Latin: Acarus siro (synonyms are Tyroglyphus farinae and Aleurobius farinae). Also called forage mite.
A white, oval mite with red or yellow legs. It can be up to 0.65 mm long. The main characteristic of the flour mite is that the male has a large, thorn-shaped outgrowth on the first pair of legs. The flour mite is the most common mite in humid grain and damp cereal products, especially flour and grain, where the water content is significantly above 13. The flour mite can be found in stocks of hay, straw, canola, seeds and feed. The flour mite can live and reproduce in environments where the relative humidity is between 62 and 99% and the temperature is between 4 and 32 ° C. It develops most rapidly at a relative humidity of 80-85% and 21-27 ° C. Research has shown that a population of flour mites in can become 2500 times more numerous compared to the original number in just a month. By comparison, the rust-red flour beetles, which hold the record among insects in rapid population development, only increase its numbers by 70 times a month. In grains and seeds for cultivation damages primarily depend on the fact that the flour mites eat seeds and without seeds there is no sprouting. From a consumer point of view, the main reasons to avoid many flour mites are the following:
1. The mites are responsible for the amino acid nitrogen percentage being reduced. By feeding selectively they cause reduction in quality in products and feed.

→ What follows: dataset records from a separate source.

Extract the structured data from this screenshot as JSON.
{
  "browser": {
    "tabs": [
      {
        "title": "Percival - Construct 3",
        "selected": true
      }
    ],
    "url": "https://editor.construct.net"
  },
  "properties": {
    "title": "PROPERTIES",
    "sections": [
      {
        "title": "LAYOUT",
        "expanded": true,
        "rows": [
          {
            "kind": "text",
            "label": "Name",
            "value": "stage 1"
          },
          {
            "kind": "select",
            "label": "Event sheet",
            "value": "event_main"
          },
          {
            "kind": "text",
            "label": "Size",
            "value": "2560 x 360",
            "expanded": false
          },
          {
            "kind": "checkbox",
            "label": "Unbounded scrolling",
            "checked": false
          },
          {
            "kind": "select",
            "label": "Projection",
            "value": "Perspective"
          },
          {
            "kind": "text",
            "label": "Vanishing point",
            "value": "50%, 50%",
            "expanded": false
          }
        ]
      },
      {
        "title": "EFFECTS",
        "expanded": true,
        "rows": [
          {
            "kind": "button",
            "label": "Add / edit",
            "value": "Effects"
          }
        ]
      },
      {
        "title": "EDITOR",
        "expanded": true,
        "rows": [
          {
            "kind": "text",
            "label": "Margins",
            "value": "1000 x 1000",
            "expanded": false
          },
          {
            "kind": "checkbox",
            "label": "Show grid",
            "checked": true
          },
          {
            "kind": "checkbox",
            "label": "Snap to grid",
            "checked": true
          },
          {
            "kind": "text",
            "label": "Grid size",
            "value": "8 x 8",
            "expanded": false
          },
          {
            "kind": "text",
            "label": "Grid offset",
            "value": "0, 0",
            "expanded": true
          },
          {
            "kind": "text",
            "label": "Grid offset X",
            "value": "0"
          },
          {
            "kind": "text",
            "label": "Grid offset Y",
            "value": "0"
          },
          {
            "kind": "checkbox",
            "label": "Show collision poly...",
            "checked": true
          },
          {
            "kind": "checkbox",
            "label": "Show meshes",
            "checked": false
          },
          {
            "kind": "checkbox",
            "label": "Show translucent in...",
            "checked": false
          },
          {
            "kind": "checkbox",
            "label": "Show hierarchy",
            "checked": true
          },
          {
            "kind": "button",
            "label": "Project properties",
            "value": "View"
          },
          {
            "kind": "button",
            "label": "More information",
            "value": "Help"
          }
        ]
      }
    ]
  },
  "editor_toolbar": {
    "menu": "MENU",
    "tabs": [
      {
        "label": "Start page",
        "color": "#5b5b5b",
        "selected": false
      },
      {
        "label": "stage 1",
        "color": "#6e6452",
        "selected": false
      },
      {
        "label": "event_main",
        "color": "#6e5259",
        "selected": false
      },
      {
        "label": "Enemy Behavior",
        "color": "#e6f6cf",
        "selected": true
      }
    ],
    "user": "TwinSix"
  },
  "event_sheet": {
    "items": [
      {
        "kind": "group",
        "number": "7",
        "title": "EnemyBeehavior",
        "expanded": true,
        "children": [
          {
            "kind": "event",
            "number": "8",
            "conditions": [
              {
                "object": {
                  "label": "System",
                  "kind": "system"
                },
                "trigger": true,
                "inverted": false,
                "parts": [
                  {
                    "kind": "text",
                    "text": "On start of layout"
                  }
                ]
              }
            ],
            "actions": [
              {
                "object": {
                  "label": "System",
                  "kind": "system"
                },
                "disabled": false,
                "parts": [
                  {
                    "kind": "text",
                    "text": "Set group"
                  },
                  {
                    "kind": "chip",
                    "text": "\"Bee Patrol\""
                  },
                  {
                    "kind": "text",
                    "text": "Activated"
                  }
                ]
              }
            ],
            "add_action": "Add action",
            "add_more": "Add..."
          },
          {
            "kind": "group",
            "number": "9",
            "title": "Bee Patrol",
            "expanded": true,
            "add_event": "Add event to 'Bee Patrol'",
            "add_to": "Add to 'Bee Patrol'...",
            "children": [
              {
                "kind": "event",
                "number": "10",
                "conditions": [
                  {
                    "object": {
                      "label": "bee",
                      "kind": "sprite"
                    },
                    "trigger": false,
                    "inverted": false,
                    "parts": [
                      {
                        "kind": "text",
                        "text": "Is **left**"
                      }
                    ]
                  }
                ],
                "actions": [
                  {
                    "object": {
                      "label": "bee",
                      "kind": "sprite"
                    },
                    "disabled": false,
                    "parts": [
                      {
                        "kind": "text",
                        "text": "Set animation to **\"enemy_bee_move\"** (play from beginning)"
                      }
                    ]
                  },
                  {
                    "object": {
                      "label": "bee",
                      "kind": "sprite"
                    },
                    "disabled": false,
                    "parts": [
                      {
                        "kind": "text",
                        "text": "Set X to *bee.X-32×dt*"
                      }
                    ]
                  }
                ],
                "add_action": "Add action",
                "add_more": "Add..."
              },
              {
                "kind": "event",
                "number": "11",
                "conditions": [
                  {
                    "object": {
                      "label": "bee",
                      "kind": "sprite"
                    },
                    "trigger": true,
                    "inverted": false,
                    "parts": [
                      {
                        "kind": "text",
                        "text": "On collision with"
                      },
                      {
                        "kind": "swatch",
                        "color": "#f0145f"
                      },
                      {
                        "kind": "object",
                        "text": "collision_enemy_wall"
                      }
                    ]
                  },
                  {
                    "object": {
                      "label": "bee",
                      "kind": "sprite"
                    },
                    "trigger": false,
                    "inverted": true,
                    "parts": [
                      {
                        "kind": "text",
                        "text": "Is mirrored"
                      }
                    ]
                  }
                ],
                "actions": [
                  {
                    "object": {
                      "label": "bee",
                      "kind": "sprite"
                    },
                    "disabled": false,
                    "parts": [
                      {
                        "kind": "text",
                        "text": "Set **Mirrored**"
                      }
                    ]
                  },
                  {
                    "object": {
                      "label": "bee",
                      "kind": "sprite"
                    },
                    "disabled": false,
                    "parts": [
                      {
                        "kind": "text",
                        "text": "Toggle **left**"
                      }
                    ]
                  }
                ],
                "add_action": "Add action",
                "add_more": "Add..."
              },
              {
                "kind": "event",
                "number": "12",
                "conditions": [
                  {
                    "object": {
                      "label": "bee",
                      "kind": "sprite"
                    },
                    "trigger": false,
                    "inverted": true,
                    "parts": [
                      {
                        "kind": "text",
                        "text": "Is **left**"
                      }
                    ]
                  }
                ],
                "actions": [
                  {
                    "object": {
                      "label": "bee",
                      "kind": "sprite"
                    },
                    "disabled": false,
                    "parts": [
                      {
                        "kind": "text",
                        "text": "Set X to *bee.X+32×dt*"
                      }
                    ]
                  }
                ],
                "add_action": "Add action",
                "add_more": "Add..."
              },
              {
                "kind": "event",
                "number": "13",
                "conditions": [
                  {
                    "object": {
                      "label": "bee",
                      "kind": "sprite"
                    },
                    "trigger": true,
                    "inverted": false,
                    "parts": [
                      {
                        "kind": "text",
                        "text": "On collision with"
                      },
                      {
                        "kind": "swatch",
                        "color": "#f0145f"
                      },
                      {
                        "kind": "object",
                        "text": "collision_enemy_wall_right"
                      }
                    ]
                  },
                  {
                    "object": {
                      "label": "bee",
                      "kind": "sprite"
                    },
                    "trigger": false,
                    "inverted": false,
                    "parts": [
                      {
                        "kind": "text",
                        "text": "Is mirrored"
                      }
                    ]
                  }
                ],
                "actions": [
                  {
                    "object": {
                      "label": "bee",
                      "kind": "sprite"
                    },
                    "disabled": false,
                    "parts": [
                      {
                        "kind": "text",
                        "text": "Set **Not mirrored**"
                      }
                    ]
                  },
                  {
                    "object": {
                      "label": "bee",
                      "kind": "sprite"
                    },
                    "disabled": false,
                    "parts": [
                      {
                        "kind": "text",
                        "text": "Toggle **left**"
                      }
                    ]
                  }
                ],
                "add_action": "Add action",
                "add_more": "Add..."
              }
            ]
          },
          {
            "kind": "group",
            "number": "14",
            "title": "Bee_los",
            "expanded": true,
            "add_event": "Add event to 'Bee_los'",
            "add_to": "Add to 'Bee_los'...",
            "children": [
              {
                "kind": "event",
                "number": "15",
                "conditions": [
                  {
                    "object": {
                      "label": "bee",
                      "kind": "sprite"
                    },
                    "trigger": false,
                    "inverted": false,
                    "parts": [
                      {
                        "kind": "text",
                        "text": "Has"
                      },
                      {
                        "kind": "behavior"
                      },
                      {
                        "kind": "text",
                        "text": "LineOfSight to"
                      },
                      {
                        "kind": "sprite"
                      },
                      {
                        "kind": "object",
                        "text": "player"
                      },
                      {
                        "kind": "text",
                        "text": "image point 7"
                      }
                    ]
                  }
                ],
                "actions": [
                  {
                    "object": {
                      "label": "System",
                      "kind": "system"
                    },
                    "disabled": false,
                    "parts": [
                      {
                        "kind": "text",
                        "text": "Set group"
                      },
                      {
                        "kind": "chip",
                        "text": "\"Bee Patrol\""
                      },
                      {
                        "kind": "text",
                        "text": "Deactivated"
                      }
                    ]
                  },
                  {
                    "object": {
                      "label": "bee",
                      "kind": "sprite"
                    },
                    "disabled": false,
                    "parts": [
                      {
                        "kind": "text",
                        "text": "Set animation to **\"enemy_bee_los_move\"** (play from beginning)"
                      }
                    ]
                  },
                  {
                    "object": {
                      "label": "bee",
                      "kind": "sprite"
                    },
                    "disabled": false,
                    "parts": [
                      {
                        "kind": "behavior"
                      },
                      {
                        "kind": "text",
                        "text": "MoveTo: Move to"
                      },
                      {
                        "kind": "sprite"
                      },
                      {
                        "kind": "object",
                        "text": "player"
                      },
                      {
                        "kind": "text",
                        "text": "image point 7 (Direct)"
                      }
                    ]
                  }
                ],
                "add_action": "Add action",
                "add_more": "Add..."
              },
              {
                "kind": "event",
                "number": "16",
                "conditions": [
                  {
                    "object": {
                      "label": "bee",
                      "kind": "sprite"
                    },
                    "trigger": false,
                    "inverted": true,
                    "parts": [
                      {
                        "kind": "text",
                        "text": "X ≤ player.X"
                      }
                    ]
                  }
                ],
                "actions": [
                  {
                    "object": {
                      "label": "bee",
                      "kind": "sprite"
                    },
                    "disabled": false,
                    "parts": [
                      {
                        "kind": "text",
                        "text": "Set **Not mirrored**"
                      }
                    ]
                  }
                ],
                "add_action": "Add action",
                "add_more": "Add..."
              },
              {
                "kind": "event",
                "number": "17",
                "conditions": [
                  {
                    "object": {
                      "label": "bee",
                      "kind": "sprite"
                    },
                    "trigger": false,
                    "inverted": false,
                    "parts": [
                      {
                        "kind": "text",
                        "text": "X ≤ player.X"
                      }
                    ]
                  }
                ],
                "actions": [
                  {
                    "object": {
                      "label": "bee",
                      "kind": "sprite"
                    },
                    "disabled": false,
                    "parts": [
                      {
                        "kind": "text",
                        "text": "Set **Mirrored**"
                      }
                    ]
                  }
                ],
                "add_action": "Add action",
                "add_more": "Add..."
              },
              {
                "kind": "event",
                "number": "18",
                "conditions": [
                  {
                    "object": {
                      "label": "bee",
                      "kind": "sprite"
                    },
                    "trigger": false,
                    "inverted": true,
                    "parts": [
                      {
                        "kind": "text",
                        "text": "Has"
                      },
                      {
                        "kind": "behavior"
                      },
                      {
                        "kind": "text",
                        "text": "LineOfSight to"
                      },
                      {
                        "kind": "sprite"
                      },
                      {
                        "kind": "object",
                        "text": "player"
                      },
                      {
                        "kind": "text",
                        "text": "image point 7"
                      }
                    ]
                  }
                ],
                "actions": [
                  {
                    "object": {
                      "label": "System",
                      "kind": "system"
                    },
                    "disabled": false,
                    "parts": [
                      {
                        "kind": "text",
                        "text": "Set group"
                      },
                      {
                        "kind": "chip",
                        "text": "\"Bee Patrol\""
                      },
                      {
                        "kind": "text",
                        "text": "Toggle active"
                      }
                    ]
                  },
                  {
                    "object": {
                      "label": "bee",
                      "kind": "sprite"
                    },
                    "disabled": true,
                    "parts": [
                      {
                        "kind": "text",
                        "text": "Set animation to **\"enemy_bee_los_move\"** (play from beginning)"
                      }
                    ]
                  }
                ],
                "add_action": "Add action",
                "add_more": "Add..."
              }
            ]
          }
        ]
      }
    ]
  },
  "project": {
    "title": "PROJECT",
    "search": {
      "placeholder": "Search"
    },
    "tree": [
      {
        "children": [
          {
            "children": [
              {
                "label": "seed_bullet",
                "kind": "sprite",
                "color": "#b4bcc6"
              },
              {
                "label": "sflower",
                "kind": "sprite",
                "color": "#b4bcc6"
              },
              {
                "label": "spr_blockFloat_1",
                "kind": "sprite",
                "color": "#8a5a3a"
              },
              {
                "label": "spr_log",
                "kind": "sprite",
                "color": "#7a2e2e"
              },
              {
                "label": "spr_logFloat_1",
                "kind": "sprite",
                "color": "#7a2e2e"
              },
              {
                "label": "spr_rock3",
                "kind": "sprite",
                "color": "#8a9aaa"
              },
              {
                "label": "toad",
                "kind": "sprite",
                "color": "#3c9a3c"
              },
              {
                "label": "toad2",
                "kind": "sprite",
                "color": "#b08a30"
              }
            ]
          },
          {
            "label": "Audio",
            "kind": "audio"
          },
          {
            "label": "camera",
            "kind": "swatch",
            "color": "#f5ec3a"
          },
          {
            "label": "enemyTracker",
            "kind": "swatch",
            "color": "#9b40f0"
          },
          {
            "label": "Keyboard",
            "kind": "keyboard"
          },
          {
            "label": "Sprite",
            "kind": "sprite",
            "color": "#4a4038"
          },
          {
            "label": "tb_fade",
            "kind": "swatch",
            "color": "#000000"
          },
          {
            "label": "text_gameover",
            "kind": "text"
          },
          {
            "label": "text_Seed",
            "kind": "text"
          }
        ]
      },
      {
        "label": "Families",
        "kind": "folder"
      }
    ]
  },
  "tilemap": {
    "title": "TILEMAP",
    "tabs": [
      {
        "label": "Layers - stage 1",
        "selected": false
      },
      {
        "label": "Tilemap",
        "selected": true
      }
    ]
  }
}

2. Flour mites smell. Firstly, they have glands, which give a special stinging odour and on top of that the mites rot when they die.
3. There are many reports of animals which have become sick or even died from eating feed heavily infested with mites. Polish experiments with people, who ate food containing mites, show that diarrhea is a typical reaction to the presence of mites. However, there are some fundamental difficulties in placing the roles of mites in diseases connected with food or feed infested with mites. The mites live with high amounts of bacteria and fungi, and the importance of these should not be underestimated. The mites are only in the picture because they are what can be seen with the naked eye. In cases of pig deaths, where the mites have been suspected to be the cause, there have never been major amounts of mites present, but more often there have been moth larvae and moth web in the feed.
4. Frequent or massive inhalation of flour mites can cause reactions of hypersensitivity. Some scientists today believe that the former debilitating baker’s asthma was not actually due to the flour, but that flour mites may have caused it.
The flour mite is part of a complex of species. People who are allergic to flour mites are also likely to react to its close relative, Acarus farris, and perhaps the house dust mite too. Acarus farris live in damp hay and straw in concentrations that could exceed 1 million mites per kilo. It is so closely related to the flour mite that they can hybridize and they probably have the same allergens.
Flour mites are exterminated most easily by moisture removal – in grain and flour to less than 13% water – or by rejecting the goods. Flour mite eggs tolerate poison gas, so this method is not suitable for extermination of mites. Flour mites in visible or smellable amounts should hardly be tolerated in any food.